When you look at Wellington Phoenix fullback Liberato Cacace and how important he is to the team’s success this season, it’s very easy to forget that he’s only 19 years old.
Recently voted by his peers as the joint-PFA Footballer of the month for January 2020, Cacace has become indispensable for the Phoenix in his third season, electrifying the crowd on a regular basis with his game-changing runs and sublime footwork.
Growing up in Wellington to Italian parents – his father owns La Bella Italia restaurant in Petone – Cacace always dreamed of becoming a professional football player. As a child, he would sleep in a full Italian kit with a football tucked under his arms.
Cacace recalls being awed as a 10-year-old when then Phoenix captain Andrew Durante and other players came to his house for a barbecue at his father Antonio’s request. Antonio says there is no doubt the captain’s gesture back then helped inspire his son to become the player he is today.
“It was beautiful to see the young boys watching through the window with their eyes wide open and calling each other saying ‘look here comes Andrew Durante and Chris Greenacre and Paul Ifill’ and then to see in the backyard that these players were kicking the ball with them.”
Cacace’s path to the Phoenix began with him coming through the youth ranks at Island Bay and Capital Football, before making the move to Ricky Herbert’s Junior Elite Academy. He would go on to play for St Patricks College, helping his school team win the Wellington Premier Youth football league.
In the 2016/17 season, Cacace began playing for the Wellington Phoenix reserves squad, and he would make his Hyundai A-League debut for the senior side on 2 February 2018 – with the 17-year-old coming on as a sub in an away loss to Sydney, all the while still at school.
Antonio says it was a proud moment to watch his boy turn out for the Phoenix at such a young age, with the playing shirt his son wore for that game proudly on display in his restaurant.
“It’s his debut shirt. It’s a very important shirt,” he said.

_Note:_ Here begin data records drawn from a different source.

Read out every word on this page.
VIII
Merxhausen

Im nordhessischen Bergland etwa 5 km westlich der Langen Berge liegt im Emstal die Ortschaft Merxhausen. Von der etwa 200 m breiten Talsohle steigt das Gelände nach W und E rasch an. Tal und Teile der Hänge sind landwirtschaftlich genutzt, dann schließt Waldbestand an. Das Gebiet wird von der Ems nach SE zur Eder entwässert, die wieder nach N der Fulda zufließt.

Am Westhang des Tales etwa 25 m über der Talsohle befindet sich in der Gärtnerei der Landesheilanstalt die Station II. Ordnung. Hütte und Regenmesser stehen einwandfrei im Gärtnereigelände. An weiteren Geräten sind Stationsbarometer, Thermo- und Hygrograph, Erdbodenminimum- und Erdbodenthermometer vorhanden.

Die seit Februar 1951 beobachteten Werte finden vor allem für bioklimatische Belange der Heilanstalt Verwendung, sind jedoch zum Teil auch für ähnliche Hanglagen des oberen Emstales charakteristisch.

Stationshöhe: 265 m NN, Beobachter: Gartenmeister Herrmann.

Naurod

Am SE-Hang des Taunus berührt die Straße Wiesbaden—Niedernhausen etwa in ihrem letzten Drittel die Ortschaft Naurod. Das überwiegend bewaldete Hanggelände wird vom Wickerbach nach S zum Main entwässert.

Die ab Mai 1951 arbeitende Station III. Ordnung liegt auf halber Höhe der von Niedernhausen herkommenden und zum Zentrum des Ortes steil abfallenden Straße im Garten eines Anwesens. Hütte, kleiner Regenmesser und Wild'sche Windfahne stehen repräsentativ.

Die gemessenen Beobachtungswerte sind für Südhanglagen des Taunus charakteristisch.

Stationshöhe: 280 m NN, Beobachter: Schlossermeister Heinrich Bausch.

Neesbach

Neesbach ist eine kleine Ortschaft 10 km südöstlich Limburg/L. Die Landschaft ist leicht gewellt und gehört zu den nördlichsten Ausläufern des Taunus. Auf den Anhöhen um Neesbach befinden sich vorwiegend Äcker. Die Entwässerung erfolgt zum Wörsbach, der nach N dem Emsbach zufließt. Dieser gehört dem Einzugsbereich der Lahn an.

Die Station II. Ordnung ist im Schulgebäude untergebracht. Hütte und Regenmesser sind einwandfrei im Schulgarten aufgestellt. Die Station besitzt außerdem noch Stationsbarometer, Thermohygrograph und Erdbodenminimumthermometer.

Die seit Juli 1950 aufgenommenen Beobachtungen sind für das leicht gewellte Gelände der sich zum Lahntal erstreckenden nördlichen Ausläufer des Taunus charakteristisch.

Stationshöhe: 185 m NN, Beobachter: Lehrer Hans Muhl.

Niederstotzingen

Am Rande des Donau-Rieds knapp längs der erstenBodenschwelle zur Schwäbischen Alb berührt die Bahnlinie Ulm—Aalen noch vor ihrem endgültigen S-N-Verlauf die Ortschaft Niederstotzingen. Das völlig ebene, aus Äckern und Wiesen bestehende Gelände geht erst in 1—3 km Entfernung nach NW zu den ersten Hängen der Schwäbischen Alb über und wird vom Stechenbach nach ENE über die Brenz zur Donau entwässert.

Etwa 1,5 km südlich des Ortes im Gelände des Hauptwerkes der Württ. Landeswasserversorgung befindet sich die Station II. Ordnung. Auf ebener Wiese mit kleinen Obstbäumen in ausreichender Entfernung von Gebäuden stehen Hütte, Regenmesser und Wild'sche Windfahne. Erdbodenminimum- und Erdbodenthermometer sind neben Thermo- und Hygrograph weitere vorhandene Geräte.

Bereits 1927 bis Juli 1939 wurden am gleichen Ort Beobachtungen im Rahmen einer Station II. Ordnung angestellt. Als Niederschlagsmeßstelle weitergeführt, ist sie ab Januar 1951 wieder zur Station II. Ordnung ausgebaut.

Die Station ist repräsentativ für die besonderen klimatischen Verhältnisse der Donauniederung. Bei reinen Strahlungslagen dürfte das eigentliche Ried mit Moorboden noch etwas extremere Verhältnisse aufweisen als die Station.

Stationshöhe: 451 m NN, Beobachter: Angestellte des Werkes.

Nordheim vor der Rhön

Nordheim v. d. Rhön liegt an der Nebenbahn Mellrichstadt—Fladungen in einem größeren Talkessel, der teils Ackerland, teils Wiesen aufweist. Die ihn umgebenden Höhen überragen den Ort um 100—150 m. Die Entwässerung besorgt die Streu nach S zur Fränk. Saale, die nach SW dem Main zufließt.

Both being at school and playing in the A-League proved a challenge for Cacace, as he found balancing study and training to be difficult at times.
“It’s quite challenging to balance the two because I want to train every day with them but you’ve also got school that same day.”
After making seven appearances that season, Cacace signed a two-year professional contract with the Wellington Phoenix. His 2018/19 season was his coming out party, as he racked up more minutes than any of his teammates – despite missing two matches due to his NCEA exams – and solidified himself as Wellington first-choice left-back.
Cacace also scored his maiden Hyundai A-League goal, in an 8-2 win over Central Coast Mariners, as well as a now-famous second half run against Melbourne Victory that left Japanese star Keisuke Honda trailing in his wake. Cacace was also consistently one of New Zealand’s best players at the World Cup that year as he debuted for the All Whites.
But he finished the season knowing that while he had improved, he still needed to add a new dimension to his game for next season.
“I just want to be the perfect all-rounder, a complete player – I want to be the best left-back in the league and I think I can do that, so that’s what I’m working towards.”
So far this season, Cacace has shown he can be the complete package as he’s widely regarded as the best left-back in New Zealand and the Hyundai A-League. Cacace says he is really enjoying his football under coach Ufuk Talay and is determined to help the Phoenix reach the finals.
“We’re dominating teams and it’s a joy to watch but also to play. We’ve got such a great structure that Uffie has formed with this club, with Coach wanting us controlling teams with the ball.”
Phoenix goalkeeper Stefan Marinovic is among those singing his praises.
“As long as you have that drive to improve yourself and a little bit of talent like Libby does, he’ll go far,” Marinovic said. “But it’s important he just keeps on the route he’s going and looking to improve every day.”